Dopo New York Times, Wall Street Journal e Twitter è ora il turno del social network ideato da Zuckerberg di denunciare un attacco avvenuto sfruttando una falla in Java. Esclusa la violazione dei dati caricati dagli utenti.

Lo sfruttamento delle lacune di sicurezza presenti nel
pacchetto Java
continua a essere uno degli "sport" preferiti da
parte di chi sviluppa malware. Non solo, ultimamente le medesime vulnerabilità
vengono sempre più spesso utilizzate per sferrare attacchi nei confronti di
aziende di grandi dimensioni e di fama internazionale: le aggressioni
recentemente subìte dal New York Times, dal Wall Street Journal e da Twitter
sono solo alcuni esempi.

Questa volta è toccato a Facebook che ha confermato di
aver individuato un ingegnoso tentativo di attacco. Anche questa volta, non
sono le applicazioni web di Facebook a essere prese di mira quanto, piuttosto,
le singole postazioni di lavoro dei dipendenti dell'azienda. Alcuni malintenzionati
sarebbero riusciti a indurre alcuni membri del personale di Facebook a visitare
una pagina web malevola. Tale pagina Internet, che i dipendenti riferiscono
essere di proprietà di uno sviluppatore esterno alla società, conteneva codice
dannoso capace di sfruttare una vulnerabilità presente nel pacchetto Java.

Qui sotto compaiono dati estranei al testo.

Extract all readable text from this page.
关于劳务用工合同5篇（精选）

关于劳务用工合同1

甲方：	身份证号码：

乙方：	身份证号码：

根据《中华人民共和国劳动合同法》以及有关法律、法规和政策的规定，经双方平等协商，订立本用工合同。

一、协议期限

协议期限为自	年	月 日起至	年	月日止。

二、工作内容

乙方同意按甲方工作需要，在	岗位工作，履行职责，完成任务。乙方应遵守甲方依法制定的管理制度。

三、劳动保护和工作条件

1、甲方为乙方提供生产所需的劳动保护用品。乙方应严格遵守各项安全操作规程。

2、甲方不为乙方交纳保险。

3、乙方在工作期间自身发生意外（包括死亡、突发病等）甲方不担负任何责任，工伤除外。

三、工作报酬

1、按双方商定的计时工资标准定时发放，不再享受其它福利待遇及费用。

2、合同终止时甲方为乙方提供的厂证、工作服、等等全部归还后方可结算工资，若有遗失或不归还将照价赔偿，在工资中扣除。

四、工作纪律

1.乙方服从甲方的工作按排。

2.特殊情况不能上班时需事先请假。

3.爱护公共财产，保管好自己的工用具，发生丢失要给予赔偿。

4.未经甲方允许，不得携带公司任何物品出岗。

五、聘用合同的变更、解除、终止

Le macchine dei singoli dipendenti diventano così, sempre più di
frequente, gli strumenti per penetrare all'interno dell'infrastruttura
aziendale con la possibilità - da parte degli aggressori - di sottrarre dati
sensibili e credenziali d'accesso.

"Appena rilevata la presenza del malware, abbiamo
provveduto a trattare adeguatamente le macchine coinvolte, ad informare le
autorità e ad avviare un'attenta attività investigativa che sta proseguendo
anche oggi
", è uno dei commenti provenienti da Facebook.

Dalla società fondata da Mark Zuckerberg si esclude che
l'aggressione possa aver interessato i dati caricati sul social network da
parte degli utenti iscritti. Al momento, però, i portavoce di Facebook preferiscono
non esprimersi sulla provenienza dell'attacco. L'attività del malware sarebbe
però venuta a galla durante l'analisi dei log dei DNS aziendali: la presenza di
alcuni riferimenti a un nome a dominio sospetto hanno permesso di stabilire
rapidamente l'identità delle macchine infette.

Ciò che è interessante notare è che
l'attacco sembra sia stato preparato appositamente per far breccia nella
struttura informatica di Facebook. L'azienda conferma infatti che le macchine
prese di mira utilizzavano versioni aggiornate di Java: il malware è stato
quindi caricato facendo leva su una lacuna "zero day",
precedentemente sconosciuta anche ad Oracle. "La falla zero-day",
si spiega da Facebook, "consentiva di eludere il meccanismo di
sandboxing di Java e di installare codice malware sul sistema dell'utente
".
I tecnici del social network in blu hanno aggiunto di aver immediatamente
segnalato il problema al team di Oracle che nei giorni scorsi ha reso
pubblicamente disponibile una patch risolutiva.